Richard Medina, economista dominicano, demandó que el Gobierno publique la fórmula exacta utilizada para fijar los precios de los combustibles cada semana. El reclamo responde a la falta de transparencia que impide verificar si los ajustes realmente responden al comportamiento del mercado internacional o si obedecen a otros criterios. Medina advierte que esta opacidad perjudica a los consumidores y debilita la confianza pública en las decisiones de política energética.

Durante una intervención en medios esta semana, Medina fue directo: «hay mucha opacidad de cómo se determina el precio de la gasolina». El economista subraya que República Dominicana sufre de un problema estructural de información. Sin acceso público a la metodología, resulta imposible que ciudadanos, analistas y organismos independientes verifiquen la validez técnica de los cálculos. Esto genera sospechas sobre posibles manipulaciones o distorsiones que favorezcan intereses particulares.

La demanda de transparencia cobra relevancia en un contexto donde los precios internacionales del petróleo experimentan volatilidad. Las tensiones geopolíticas entre Estados Unidos e Irán han presionado al alza los valores del crudo, un fenómeno que debería reflejarse en las bombas dominicanas según criterios claros y verificables. Sin embargo, la ausencia de una fórmula pública impide que la ciudadanía comprenda por qué sus combustibles cuestan más que en naciones vecinas con similares condiciones de importación.

Comparativa regional que evidencia el problema

Medina también señaló que los precios de combustibles en República Dominicana son comparativamente más elevados que en otros países de la región. Esta brecha sugiere que factores más allá de la cotización internacional influyen en lo que pagan los dominicanos en la gasolinera. Fletes, impuestos, márgenes de distribución y otras variables deben ser explicitadas para que exista verdadera rendición de cuentas.

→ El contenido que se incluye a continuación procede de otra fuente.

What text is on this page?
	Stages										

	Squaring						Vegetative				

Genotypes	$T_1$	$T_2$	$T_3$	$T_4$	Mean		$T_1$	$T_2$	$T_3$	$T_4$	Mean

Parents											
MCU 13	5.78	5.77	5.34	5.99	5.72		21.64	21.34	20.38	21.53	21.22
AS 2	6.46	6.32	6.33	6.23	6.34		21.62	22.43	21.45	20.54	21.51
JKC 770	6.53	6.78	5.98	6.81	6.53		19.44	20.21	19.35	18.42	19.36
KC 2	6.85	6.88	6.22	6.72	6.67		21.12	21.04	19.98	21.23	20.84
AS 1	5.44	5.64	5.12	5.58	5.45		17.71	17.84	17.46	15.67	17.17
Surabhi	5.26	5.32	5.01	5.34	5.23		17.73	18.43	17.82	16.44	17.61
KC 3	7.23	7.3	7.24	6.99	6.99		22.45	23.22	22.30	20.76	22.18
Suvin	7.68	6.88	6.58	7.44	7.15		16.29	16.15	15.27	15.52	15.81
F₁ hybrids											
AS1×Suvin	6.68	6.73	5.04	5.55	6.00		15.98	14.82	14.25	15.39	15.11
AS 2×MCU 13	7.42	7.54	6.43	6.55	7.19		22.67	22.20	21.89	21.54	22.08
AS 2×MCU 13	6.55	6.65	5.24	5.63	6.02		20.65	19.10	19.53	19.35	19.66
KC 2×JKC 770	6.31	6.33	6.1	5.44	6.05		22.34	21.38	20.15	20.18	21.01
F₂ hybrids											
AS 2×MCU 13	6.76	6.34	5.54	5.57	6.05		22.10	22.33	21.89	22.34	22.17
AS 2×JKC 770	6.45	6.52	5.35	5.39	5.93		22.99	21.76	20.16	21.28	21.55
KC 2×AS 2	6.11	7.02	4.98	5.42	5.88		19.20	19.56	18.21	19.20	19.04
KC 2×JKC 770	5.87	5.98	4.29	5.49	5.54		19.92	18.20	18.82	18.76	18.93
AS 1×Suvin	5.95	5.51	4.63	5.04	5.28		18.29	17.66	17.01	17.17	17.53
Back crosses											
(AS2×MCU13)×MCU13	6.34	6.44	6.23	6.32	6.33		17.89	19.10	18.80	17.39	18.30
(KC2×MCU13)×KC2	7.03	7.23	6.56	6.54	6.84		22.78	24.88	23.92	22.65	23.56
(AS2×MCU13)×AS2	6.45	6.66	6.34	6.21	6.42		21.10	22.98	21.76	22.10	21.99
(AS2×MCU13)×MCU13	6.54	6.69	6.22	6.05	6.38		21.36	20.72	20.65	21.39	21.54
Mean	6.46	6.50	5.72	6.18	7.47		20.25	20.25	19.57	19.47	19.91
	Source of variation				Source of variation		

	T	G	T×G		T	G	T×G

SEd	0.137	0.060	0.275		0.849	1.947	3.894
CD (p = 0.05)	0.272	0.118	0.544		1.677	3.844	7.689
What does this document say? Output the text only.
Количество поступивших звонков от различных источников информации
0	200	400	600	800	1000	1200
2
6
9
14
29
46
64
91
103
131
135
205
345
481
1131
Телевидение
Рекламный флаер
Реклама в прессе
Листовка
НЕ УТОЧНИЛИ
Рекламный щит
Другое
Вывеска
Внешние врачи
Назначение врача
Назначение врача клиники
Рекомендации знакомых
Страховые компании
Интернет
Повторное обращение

La recomendación del economista es práctica y necesaria: el Estado debe publicar la fórmula de cálculo de precios, especificar qué porcentaje corresponde a cada componente y actualizar estos datos de forma regular. Algunos organismos internacionales han demostrado que esta transparencia refuerza la confianza institucional y reduce conflictividad social. En mercados energéticos sensibles como el dominicano, donde los combustibles impactan directamente el costo de vida, la información es un derecho ciudadano fundamental.

Hasta ahora, el Gobierno no ha respondido formalmente a estos llamados de transparencia. La continuidad de esta demanda indica que economistas y expertos ven en la publicidad de la fórmula un paso necesario para mejorar la gobernanza energética del país y garantizar que los ajustes semanales obedezcan a criterios técnicos, no políticos.